Assembly approves use of race in UC admissions

    The state Assembly voted on May 26 to allow UC and CSU campuses to consider race as a factor in the admissions process, a move criticized by opponents of affirmative action.

    Passed 45-30 by the state Assembly without any debate, AB 2387 will allow the UC and CSU systems to consider race, ethnicity, national origin, gender, geography and income, along with other relevant factors established by the systems’ admission boards, during the admissions process.

    “The purpose of the bill is to give the admissions office a tool they can utilize so they can review the applicant’s letter holistically, where everything is taken into consideration, not just that person’s score and GPA,” said Ricardo Lara, director of communications for Assemblyman Marco Firebaugh (D-South Gate), who introduced the bill. “We believe that where the person comes from, their race and ethnicity all play a role as a precursor of the student’s talent.”

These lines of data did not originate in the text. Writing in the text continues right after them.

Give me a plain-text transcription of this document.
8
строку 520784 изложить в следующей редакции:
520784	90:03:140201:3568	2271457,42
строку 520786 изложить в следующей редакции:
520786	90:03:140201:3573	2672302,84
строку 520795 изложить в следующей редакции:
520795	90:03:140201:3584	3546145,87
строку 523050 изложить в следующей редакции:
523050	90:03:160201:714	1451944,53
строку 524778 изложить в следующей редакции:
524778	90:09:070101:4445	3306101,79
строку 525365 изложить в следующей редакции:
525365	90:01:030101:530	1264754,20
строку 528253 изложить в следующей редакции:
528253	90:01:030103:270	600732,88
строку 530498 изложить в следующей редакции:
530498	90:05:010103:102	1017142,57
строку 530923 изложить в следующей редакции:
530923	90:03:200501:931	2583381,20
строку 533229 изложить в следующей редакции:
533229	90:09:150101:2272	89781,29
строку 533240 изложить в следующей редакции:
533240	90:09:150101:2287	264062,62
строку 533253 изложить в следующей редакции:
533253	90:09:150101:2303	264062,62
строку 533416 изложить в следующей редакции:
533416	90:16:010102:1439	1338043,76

    The University of California has not taken a position on the bill, according to UC Office of the President spokesman Hanan Eisenman. However, he did not think the bill would affect Proposition 209, an initiative voters passed in 1996 to ban affirmative action by public entities.

    “We want to meet with Firebaugh to discuss and compare our legal analyses,” Eisenman said. “We don’t think it would have an effect on our ability to consider race under Proposition 209.”

    UCSD does not have sufficient knowledge on the details of the bill to take a position on it, said University Outreach Communications Director Pat Jacoby.

    Advocates of the bill base their argument on the Supreme Court’s 2003 decision in the Grutter v. Bollinger case, which challenged the University of Michigan’s race-based admissions policies. The court ruled to allow closely tailored use of race for the goal of establishing diversity.

    “We felt the outcome was so inspiring that we need to make this available to all California students,” Lara said.

    However, the American Civil Rights Coalition, a group that opposes racial preferences, believes the bill violates the guidelines set forth by the Supreme Court in the case, according to the ACRC’s Director of Public Affairs Diane Schachterle.

    “[The Supreme Court] said that race-based programs may not be applied where race-neutral programs were shown to be successful,” Schachterle said. “[The decision] listed the states where race-neutral programs were working, and California was on that list.”

    The problem with using the Court’s decision as the grounds for the bill is that in Michigan, laws allow for race-based admissions criteria, while California’s state constitution does not, she said.

    “In fact, Proposition 209 was intended to provide additional protection above the federal Constitution to completely prohibit preferential treatment and discrimination on the basis of race,” said John Findley, a principal attorney for the Pacific Legal Foundation, a group which opposes government bureaucracy. “The courts were very clear in interpreting Proposition 209: Government entities cannot grant preferential treatment.”

    Therefore, by calling for “consideration” of race, the bill does not pass muster with state statute, according to Findley.

    “The case law in state and federal courts say Proposition 209 forbids the use of race in any form, even the classification of race,” Schachterle said. “So ‘consideration’ of race, as proposed in the bill, violates that law.”

    Proponents of the bill argue that because the bill explicitly bans giving benefits or preferential treatment to specific races, it passes legal muster.

    “The bill does not allow preference and does not set quotas as in affirmative action policies,” Lara said. “So long as no preference is given to [a particular group], we are within the law and not in violation of Proposition 209.”

    However, challengers of the bill say that it will be impossible to consider race in admissions without it setting any preferential treatment or discrimination toward that applicant.

    “The very act of considering race makes it a plus-or-minus factor,” Schachterle said. “The bill will be challenged by us and other civil rights advocates, and it will be found unconstitutional.”

    The bill will be sent to the state Senate’s Education Committee by June 9 before going to the governor for approval.